Results from WP2 - Device Processing

Our goal is the optimization and qualification of GaN-on-Si power device processing on a 6-inch pilot line while targeting on-resistance < 20mΩ for 650V applications. Furthermore, we will develop devices for beyond 2000V applications by optimizing the substrate-removal technique for GaN-on-Si technology as well as achieving novel power devices based on bulk AlN.

From the lab:  

The partner Uni-Padova has demonstrated highly robust and reliable 650V D-mode power devices produced by the partner ONSemi. 

Normally-on GaN-on-silicon power devices produced by the partner OnSemi with negligible dynamic-Ron both at room temperature and high temperature up to 600V have been demonstrated by Uni-Padova. This has been possible by the optimization of the influence of carbon doping on 2DEG concentration that needs to be minimized through proper optimization of the C-doping level. Furthermore, the thickness of the unintentionally-doped GaN channel needs to be properly tuned.

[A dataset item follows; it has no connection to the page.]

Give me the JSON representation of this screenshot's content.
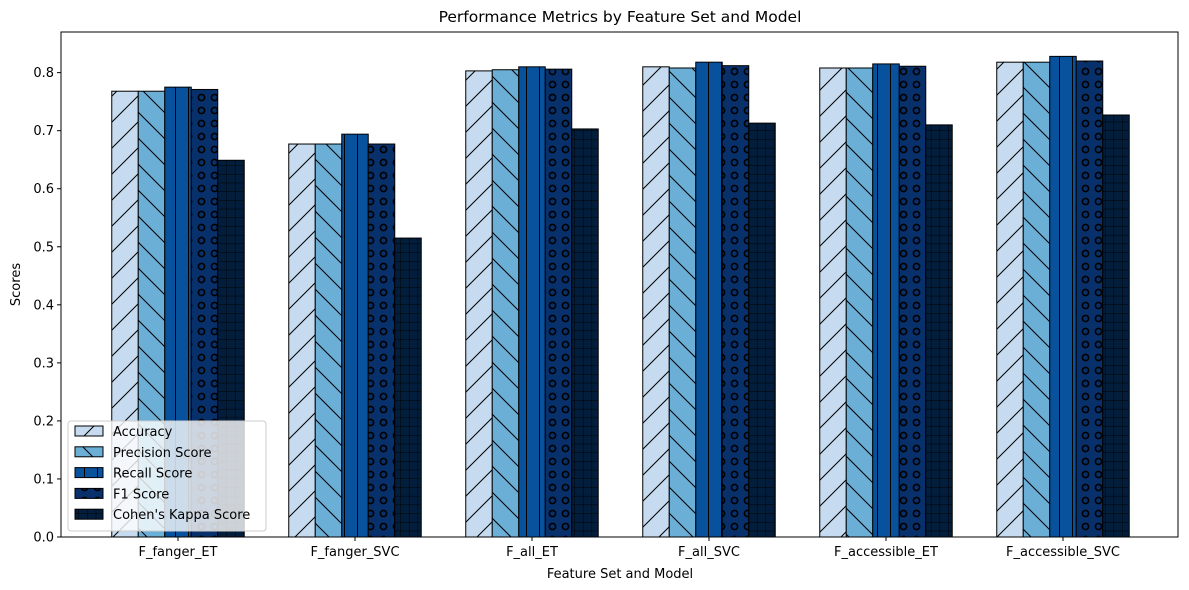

Also, leakage through the unintentionally-doped GaN layer must be optimized in order to favor charge-redistribution through the structure (which leads to a complete suppression of dynamic Ron) without reaching an excessive vertical leakage current. 

 

 

The partner CNRS showed lower current collapse in silicon-substrate-removal GaN devices observed subsequently to high bias switching operation
Best in class GaN-on-silicon power devices are currently limited by the buffer thickness in terms of breakdown voltage that cannot typically be grown above 6 to 7 µm, otherwise creating material defects or cracks due to the strain. This results in maximum lateral breakdown voltage below 2 kV. The partner CNRS has successfully developed a local silicon substrate removal technique to achieve state-of-the-art GaN-on-Si HEMTs with three-terminal lateral breakdown voltage of 3 kV. This achievement has been also obtained owing to the implementation of a thick high breakdown field AlN layer within the backside trenches followed by metal deposition to support the heat dissipation.
Finally, the partner CNRS also showed that current collapse characteristics of the substrate removed GaN-based MISHEMTs followed by thick PVD AlN and metal deposition were much lower as compared to reference devices (with silicon substrate).The double-pulsed ID-VG characteristics up to 550 V revealed significantly lower VTH shift and open channel current drop subsequent to high bias switching operation in the case of local silicon removal. These results indicate that in addition to the drastic blocking voltage enhancement, another key benefit provided by the local silicon removal approach is a lower current collapse owing to the removed interface between the AlN nucleation layer and the silicon substrate.